Ainsi l’impression qui naît du spectacle de nos flottes ne saurait désarmer la sévérité des jugemens que l’on peut porter sur leur mécanisme. Cependant, en ceci encore, il faut se défendre de l’exagération, et ne pas pousser les choses à l’extrême, comme l’a fait un organe accrédité du gouvernement. Les imperfections du matériel naval ne sont pas irréparables, et chaque jour elles tendent à disparaître. Déjà, grace à l’élan donné par le dernier ministère, et à la dotation généreuse qui l’a suivi, de grandes améliorations ont été réalisées dans divers services. Les magasins sont dégarnis sans doute, mais pas autant qu’on affecte de le dire, et s’il y a insuffisance pour l’armement de quarante vaisseaux et de cinquante frégates, fixé par l’ordonnance de 1837, il y a excédant sur les besoins de l’effectif actuel. N’outrons rien, ni notre faiblesse, ni notre force. Quant au personnel, il est évident que son instruction pour les manœuvres d’escadre ne date que de ces trois dernières années ; mais il serait puéril d’y voir un motif réel d’infériorité, et rapprocher cette situation de celle d’Aboukir et de Trafalgar est une injustice gratuite. Vingt-sept années de paix ont mis, sous le rapport de la grande tactique, toutes les marines sur le même niveau. À l’étranger, comme en France, les équipages ont été renouvelés à diverses reprises, et si la tradition survit encore dans les règlemens, elle n’existe plus dans les hommes. Les cadres de l’amirauté anglaise comptent sans doute des vétérans nombreux ; mais, à vingt-sept ans d’intervalle, un pareil avantage se transforme presque toujours en inconvénient[1]. Il n’y a donc pas lieu de s’alarmer aussi haut de ce que nos officiers de marine n’ont pas fait la guerre comme Nelson. Les Nelson sont rares de tous les temps, et après un quart de siècle de paix ils sont impossibles.

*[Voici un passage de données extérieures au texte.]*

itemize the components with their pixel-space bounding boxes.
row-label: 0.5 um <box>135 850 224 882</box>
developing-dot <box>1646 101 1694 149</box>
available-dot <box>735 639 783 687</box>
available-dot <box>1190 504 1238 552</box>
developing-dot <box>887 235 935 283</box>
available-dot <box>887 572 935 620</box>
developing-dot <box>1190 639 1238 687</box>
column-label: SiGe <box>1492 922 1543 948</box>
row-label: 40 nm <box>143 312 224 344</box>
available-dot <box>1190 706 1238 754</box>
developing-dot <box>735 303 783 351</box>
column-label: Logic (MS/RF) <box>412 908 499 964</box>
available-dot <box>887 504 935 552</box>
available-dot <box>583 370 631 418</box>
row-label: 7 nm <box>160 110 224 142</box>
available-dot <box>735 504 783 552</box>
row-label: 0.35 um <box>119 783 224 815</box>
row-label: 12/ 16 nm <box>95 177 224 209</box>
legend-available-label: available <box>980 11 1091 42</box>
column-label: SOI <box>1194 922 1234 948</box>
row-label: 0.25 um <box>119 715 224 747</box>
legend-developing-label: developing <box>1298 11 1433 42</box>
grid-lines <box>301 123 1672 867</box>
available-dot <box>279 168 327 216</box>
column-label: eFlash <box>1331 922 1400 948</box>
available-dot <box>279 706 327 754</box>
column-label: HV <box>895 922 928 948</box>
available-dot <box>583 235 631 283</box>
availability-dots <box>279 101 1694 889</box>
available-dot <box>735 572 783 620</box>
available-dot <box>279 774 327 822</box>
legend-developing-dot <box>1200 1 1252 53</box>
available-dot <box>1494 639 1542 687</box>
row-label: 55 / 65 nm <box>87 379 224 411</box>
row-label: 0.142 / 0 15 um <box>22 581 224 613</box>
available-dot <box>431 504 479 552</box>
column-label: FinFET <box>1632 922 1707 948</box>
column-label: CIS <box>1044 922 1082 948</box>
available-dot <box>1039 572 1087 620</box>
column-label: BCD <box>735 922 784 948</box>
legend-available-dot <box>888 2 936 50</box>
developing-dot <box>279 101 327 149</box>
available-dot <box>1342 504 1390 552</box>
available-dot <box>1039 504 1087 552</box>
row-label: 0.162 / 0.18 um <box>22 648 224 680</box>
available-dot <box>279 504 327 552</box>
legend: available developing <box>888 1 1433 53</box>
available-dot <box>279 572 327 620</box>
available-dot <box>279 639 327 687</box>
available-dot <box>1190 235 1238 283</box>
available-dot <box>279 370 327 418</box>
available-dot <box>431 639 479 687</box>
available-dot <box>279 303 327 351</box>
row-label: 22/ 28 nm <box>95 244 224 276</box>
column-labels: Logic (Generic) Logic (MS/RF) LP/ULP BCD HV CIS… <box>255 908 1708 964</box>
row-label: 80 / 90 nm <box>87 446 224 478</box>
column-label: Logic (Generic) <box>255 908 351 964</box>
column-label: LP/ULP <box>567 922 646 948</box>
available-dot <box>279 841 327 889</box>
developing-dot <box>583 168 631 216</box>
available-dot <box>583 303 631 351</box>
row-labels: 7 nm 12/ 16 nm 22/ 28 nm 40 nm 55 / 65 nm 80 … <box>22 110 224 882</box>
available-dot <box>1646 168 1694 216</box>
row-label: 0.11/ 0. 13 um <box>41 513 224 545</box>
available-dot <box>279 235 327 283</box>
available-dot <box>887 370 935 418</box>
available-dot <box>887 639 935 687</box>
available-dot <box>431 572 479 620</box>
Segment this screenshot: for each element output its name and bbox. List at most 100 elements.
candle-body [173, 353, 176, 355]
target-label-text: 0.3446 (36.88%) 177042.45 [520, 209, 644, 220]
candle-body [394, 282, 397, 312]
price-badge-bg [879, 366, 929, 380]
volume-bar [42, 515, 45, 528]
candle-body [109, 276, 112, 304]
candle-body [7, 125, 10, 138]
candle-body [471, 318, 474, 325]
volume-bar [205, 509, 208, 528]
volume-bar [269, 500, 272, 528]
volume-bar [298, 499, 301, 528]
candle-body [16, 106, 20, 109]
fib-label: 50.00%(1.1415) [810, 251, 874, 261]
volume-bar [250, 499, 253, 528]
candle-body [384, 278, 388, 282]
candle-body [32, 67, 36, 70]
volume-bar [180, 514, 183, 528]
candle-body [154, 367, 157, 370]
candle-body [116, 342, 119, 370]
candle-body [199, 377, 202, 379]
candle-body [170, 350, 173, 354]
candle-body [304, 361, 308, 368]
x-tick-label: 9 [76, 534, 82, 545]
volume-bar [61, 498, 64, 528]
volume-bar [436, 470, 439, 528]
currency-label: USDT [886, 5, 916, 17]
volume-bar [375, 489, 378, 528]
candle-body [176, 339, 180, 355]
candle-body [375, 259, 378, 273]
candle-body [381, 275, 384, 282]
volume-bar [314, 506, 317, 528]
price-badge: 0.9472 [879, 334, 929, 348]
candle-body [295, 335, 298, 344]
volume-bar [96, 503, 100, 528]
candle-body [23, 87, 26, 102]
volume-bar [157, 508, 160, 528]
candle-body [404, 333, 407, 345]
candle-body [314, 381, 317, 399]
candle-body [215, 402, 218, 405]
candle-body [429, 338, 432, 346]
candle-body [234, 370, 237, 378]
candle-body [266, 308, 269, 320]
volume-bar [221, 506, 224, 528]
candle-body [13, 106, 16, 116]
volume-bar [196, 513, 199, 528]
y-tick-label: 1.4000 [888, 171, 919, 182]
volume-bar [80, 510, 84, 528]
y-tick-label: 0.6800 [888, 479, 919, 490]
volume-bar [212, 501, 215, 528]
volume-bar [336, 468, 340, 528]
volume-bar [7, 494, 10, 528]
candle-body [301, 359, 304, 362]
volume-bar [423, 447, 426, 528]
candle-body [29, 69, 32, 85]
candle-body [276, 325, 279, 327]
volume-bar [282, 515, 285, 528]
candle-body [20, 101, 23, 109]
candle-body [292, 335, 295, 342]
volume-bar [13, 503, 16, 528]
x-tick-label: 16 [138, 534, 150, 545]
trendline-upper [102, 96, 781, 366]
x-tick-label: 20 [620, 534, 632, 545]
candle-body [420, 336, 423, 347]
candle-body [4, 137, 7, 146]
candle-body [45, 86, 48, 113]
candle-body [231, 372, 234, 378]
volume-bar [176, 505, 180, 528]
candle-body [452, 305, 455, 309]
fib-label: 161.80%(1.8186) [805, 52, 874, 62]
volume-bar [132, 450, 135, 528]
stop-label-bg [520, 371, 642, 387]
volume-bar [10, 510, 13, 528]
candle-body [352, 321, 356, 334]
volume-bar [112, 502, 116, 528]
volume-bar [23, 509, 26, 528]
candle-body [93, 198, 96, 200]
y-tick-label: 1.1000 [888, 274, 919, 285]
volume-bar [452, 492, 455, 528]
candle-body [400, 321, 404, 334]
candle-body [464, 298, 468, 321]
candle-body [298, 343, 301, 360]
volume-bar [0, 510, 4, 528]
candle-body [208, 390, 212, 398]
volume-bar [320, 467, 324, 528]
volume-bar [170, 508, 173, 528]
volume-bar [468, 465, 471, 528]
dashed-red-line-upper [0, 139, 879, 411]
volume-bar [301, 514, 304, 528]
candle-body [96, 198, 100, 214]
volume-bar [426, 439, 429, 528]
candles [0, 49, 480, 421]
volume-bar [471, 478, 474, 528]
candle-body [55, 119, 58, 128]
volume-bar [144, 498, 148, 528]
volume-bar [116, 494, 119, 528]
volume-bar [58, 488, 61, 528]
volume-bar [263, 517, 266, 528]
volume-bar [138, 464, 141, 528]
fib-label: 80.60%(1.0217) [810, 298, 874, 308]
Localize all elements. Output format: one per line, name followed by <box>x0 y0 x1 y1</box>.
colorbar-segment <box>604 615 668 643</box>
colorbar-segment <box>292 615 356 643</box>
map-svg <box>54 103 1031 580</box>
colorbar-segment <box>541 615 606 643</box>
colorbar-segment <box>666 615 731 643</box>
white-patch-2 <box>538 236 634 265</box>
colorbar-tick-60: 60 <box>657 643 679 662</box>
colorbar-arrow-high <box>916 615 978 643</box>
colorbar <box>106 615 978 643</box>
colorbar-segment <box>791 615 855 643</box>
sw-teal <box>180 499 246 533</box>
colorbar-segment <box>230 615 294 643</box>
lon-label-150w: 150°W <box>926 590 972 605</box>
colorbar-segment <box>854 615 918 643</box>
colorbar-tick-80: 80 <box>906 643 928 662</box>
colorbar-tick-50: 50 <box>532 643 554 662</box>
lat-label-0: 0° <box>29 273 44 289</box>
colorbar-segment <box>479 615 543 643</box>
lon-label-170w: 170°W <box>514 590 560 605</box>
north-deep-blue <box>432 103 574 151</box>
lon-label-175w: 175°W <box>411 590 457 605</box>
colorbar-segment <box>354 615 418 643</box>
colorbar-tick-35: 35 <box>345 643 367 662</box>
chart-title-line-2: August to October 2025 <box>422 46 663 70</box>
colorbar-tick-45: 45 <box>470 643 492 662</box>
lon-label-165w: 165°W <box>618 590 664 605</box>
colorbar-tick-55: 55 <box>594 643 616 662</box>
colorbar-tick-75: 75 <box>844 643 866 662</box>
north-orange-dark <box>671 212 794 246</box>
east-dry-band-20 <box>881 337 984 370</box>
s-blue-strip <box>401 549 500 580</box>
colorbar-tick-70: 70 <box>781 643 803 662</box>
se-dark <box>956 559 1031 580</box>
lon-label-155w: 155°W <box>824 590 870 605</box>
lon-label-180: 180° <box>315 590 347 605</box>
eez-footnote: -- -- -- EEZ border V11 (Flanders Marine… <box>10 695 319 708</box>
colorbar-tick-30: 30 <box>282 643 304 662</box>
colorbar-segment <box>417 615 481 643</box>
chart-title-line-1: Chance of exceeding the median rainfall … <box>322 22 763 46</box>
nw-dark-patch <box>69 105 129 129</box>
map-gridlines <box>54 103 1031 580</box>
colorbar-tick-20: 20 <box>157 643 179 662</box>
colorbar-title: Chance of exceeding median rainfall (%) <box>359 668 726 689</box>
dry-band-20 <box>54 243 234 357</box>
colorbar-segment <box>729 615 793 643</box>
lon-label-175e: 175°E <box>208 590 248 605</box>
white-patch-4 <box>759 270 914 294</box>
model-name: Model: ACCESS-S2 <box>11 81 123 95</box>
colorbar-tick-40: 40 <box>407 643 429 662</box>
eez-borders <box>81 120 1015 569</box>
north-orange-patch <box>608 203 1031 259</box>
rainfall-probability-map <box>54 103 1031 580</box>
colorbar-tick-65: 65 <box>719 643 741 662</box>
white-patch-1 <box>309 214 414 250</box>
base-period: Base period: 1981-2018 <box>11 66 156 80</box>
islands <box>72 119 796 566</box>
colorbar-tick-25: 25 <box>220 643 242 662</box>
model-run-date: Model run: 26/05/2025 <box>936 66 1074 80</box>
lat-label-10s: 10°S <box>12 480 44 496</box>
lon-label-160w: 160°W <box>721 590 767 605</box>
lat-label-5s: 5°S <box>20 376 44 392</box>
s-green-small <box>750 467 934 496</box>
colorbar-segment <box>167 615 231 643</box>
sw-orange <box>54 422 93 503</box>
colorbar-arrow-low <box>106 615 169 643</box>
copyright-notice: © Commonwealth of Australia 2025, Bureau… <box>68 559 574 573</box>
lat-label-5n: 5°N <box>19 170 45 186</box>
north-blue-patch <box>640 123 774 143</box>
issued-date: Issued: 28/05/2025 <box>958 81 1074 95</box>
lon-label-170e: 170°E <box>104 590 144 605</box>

Loin de nous la pensée d’exciter l’orgueil national, et de le pousser vers des entreprises téméraires. L’Angleterre a des ressources navales

  1. Les journaux anglais le sentent eux-mêmes. L’un d’eux disait dernièrement « Our list of admirals is better calculated to make the country tremble than the ennemy. » (Notre liste d’amiraux est de nature à faire trembler le pays plutôt que l’ennemi.) — Sur 159 amiraux, il n’y en a que 12 en activité ; 10 ont plus de 80 ans, 48 plus de 70.